No one accuses the Indian Government of warmongering. But feelings in the land are running high, as yesterday’s massive demonstration showed. Political pressures to strike are immense. Crucially, economic pressures to find a final answer seem irresistible. A permanent burden of six or seven million refugees cannot be supported for long - especially since world aid has proved so puny. Either the millions must go back freely to a Bangladesh regime they trust (the Mujib solution); or they must be ushered back by Indian troops to a territory conquered and guarded by Indian troops.

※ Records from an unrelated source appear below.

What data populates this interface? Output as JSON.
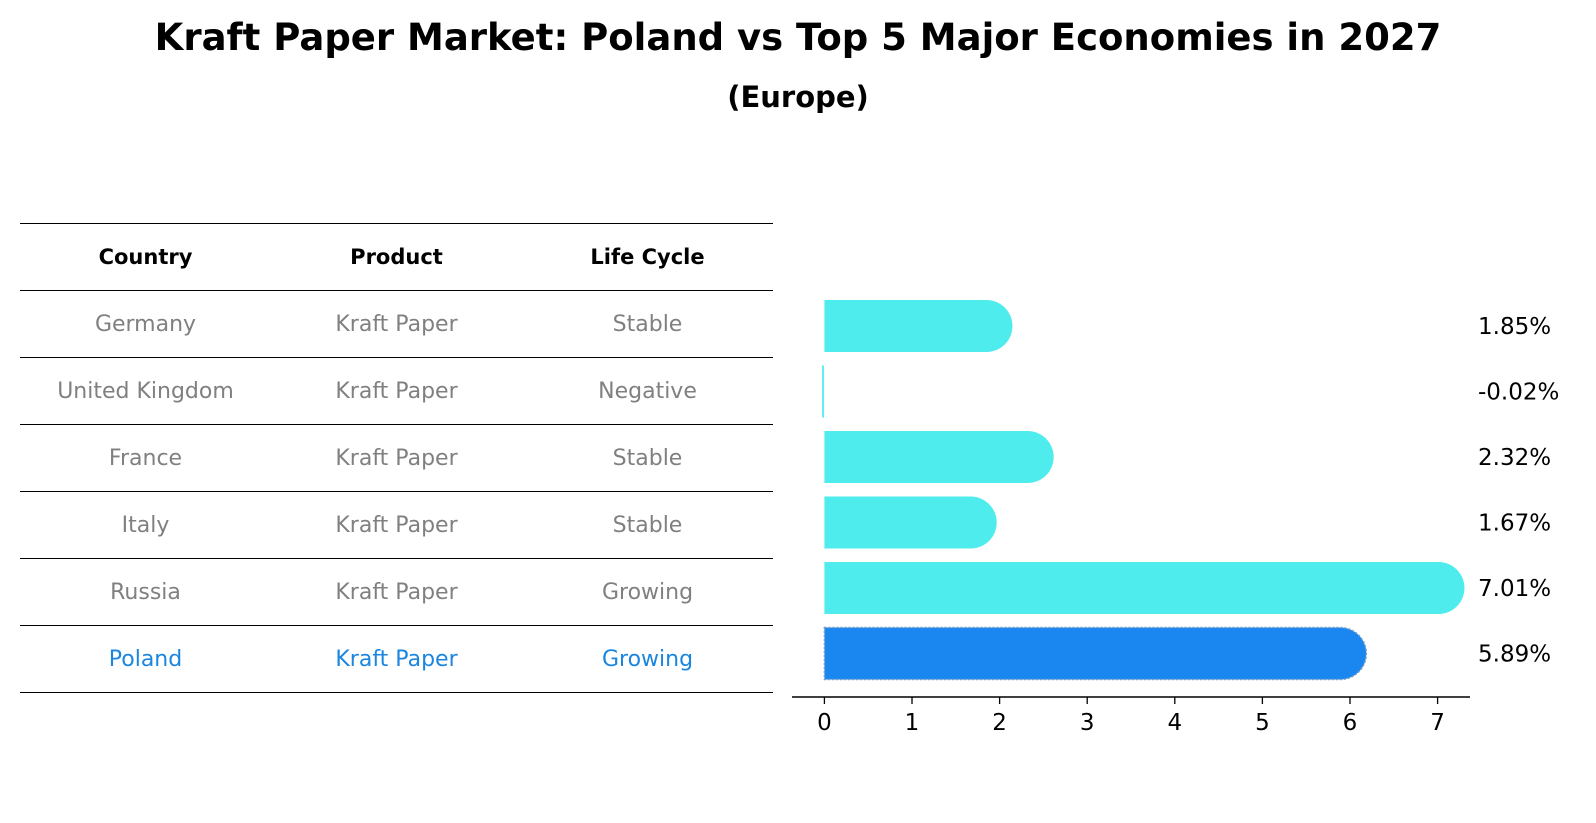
{
  "title": "Kraft Paper Market: Poland vs Top 5 Major Economies in 2027",
  "subtitle": "(Europe)",
  "table": {
    "headers": [
      "Country",
      "Product",
      "Life Cycle"
    ],
    "rows": [
      {
        "country": "Germany",
        "product": "Kraft Paper",
        "life_cycle": "Stable"
      },
      {
        "country": "United Kingdom",
        "product": "Kraft Paper",
        "life_cycle": "Negative"
      },
      {
        "country": "France",
        "product": "Kraft Paper",
        "life_cycle": "Stable"
      },
      {
        "country": "Italy",
        "product": "Kraft Paper",
        "life_cycle": "Stable"
      },
      {
        "country": "Russia",
        "product": "Kraft Paper",
        "life_cycle": "Growing"
      },
      {
        "country": "Poland",
        "product": "Kraft Paper",
        "life_cycle": "Growing"
      }
    ]
  },
  "colors": {
    "bar": "#4eecec",
    "highlight": "#1a86f0",
    "highlight_text": "#1a86e0",
    "muted_text": "#808080"
  },
  "chart_data": {
    "type": "bar",
    "orientation": "horizontal",
    "categories": [
      "Germany",
      "United Kingdom",
      "France",
      "Italy",
      "Russia",
      "Poland"
    ],
    "values": [
      1.85,
      -0.02,
      2.32,
      1.67,
      7.01,
      5.89
    ],
    "value_labels": [
      "1.85%",
      "-0.02%",
      "2.32%",
      "1.67%",
      "7.01%",
      "5.89%"
    ],
    "highlight": "Poland",
    "xlim": [
      -0.37,
      7.37
    ],
    "xticks": [
      0,
      1,
      2,
      3,
      4,
      5,
      6,
      7
    ],
    "xlabel": "",
    "ylabel": "",
    "grid": false
  }
}
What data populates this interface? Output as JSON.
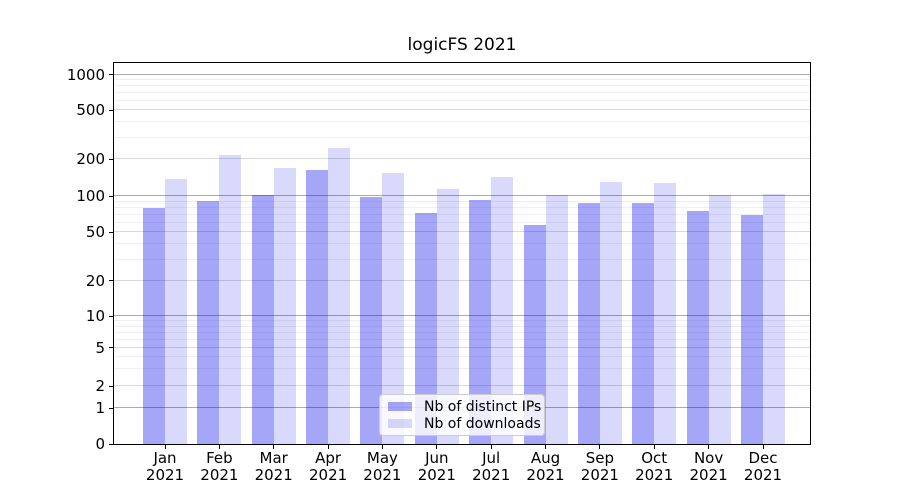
{
  "title": "logicFS 2021",
  "legend": {
    "items": [
      "Nb of distinct IPs",
      "Nb of downloads"
    ],
    "position": "lower center"
  },
  "x_axis": {
    "months": [
      "Jan",
      "Feb",
      "Mar",
      "Apr",
      "May",
      "Jun",
      "Jul",
      "Aug",
      "Sep",
      "Oct",
      "Nov",
      "Dec"
    ],
    "year": "2021"
  },
  "y_axis": {
    "tick_values": [
      1000,
      500,
      200,
      100,
      50,
      20,
      10,
      5,
      2,
      1,
      0
    ]
  },
  "colors": {
    "bar_distinct_ips": "rgba(0,0,238,0.35)",
    "bar_downloads": "rgba(0,0,238,0.15)",
    "grid_major": "#ababab",
    "grid_mid": "#d9d9d9",
    "grid_minor": "#efeff2",
    "axis": "#000000",
    "legend_border": "#cccccc"
  },
  "chart_data": {
    "type": "bar",
    "title": "logicFS 2021",
    "categories": [
      "Jan 2021",
      "Feb 2021",
      "Mar 2021",
      "Apr 2021",
      "May 2021",
      "Jun 2021",
      "Jul 2021",
      "Aug 2021",
      "Sep 2021",
      "Oct 2021",
      "Nov 2021",
      "Dec 2021"
    ],
    "series": [
      {
        "name": "Nb of distinct IPs",
        "color": "rgba(0,0,238,0.35)",
        "values": [
          80,
          92,
          102,
          165,
          99,
          73,
          93,
          58,
          88,
          88,
          75,
          70
        ]
      },
      {
        "name": "Nb of downloads",
        "color": "rgba(0,0,238,0.15)",
        "values": [
          138,
          218,
          170,
          246,
          156,
          115,
          143,
          102,
          130,
          129,
          103,
          104
        ]
      }
    ],
    "xlabel": "",
    "ylabel": "",
    "yscale": "symlog",
    "ylim": [
      0,
      1200
    ],
    "y_ticks": [
      0,
      1,
      2,
      5,
      10,
      20,
      50,
      100,
      200,
      500,
      1000
    ],
    "grid": "horizontal",
    "legend_position": "lower center"
  }
}
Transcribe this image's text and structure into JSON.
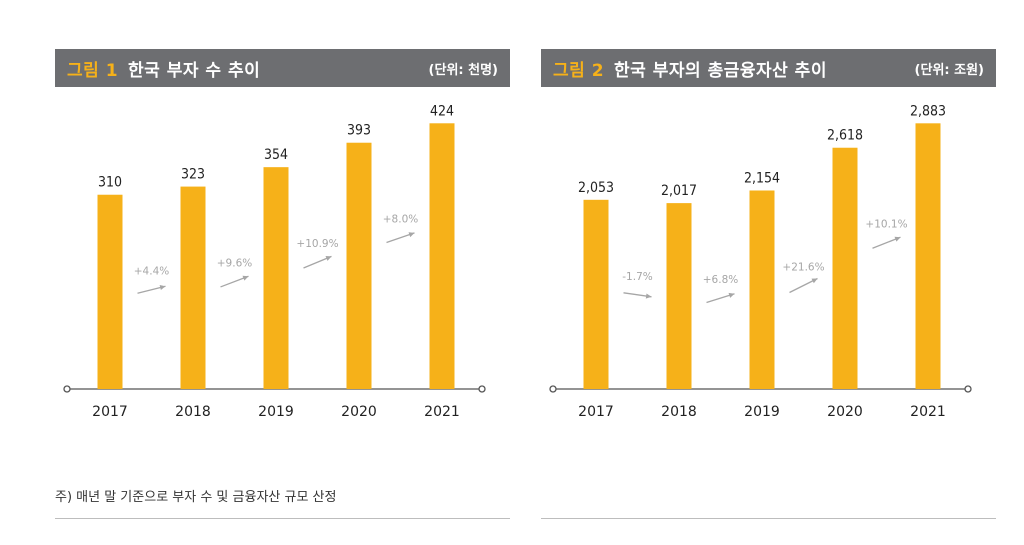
{
  "note": "주) 매년 말 기준으로 부자 수 및 금융자산 규모 산정",
  "colors": {
    "bar": "#f6b119",
    "header_bg": "#6d6e71",
    "fig_num": "#f6b119",
    "growth": "#a6a6a6",
    "axis": "#555555"
  },
  "chart_data": [
    {
      "type": "bar",
      "fig_label": "그림 1",
      "title": "한국 부자 수 추이",
      "unit": "(단위: 천명)",
      "categories": [
        "2017",
        "2018",
        "2019",
        "2020",
        "2021"
      ],
      "values": [
        310,
        323,
        354,
        393,
        424
      ],
      "value_labels": [
        "310",
        "323",
        "354",
        "393",
        "424"
      ],
      "growth_labels": [
        "+4.4%",
        "+9.6%",
        "+10.9%",
        "+8.0%"
      ],
      "growth_values": [
        4.4,
        9.6,
        10.9,
        8.0
      ],
      "ylim": [
        0,
        450
      ],
      "grid": false
    },
    {
      "type": "bar",
      "fig_label": "그림 2",
      "title": "한국 부자의 총금융자산 추이",
      "unit": "(단위: 조원)",
      "categories": [
        "2017",
        "2018",
        "2019",
        "2020",
        "2021"
      ],
      "values": [
        2053,
        2017,
        2154,
        2618,
        2883
      ],
      "value_labels": [
        "2,053",
        "2,017",
        "2,154",
        "2,618",
        "2,883"
      ],
      "growth_labels": [
        "-1.7%",
        "+6.8%",
        "+21.6%",
        "+10.1%"
      ],
      "growth_values": [
        -1.7,
        6.8,
        21.6,
        10.1
      ],
      "ylim": [
        0,
        3060
      ],
      "grid": false
    }
  ]
}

The calculations any Indian general may make are all too fatally attractive. Let sealed amity with Russia, plus a gambler’s throw, divert divisions from northern borders to the Punjab so that Pakistan faces military stalemate on the plains; then take the army in the East apart - by paratroop drops on airports, by naval blockade, by frontal assault on an Islamabad force spread thin and far from reliable supply lines. There are Awami League leaders in Calcutta who would be charmed to retrieve power this way; every gauge of Bengali opinion available indicates that a vast majority of East Pakistanis would welcome the invaders as liberators - provided they got out quickly once Yahya’s army was confined to the West.
It is an ominous scenario. A scenario clouded by blood-letting, full of risks and incalculable furies. But can it be stopped? Only if world opinion can somehow change Yahya’s course. Only if Mujib is not condemned. Only if India is given massive and effective help to stave off the ultimate day of despair. Can it be stopped?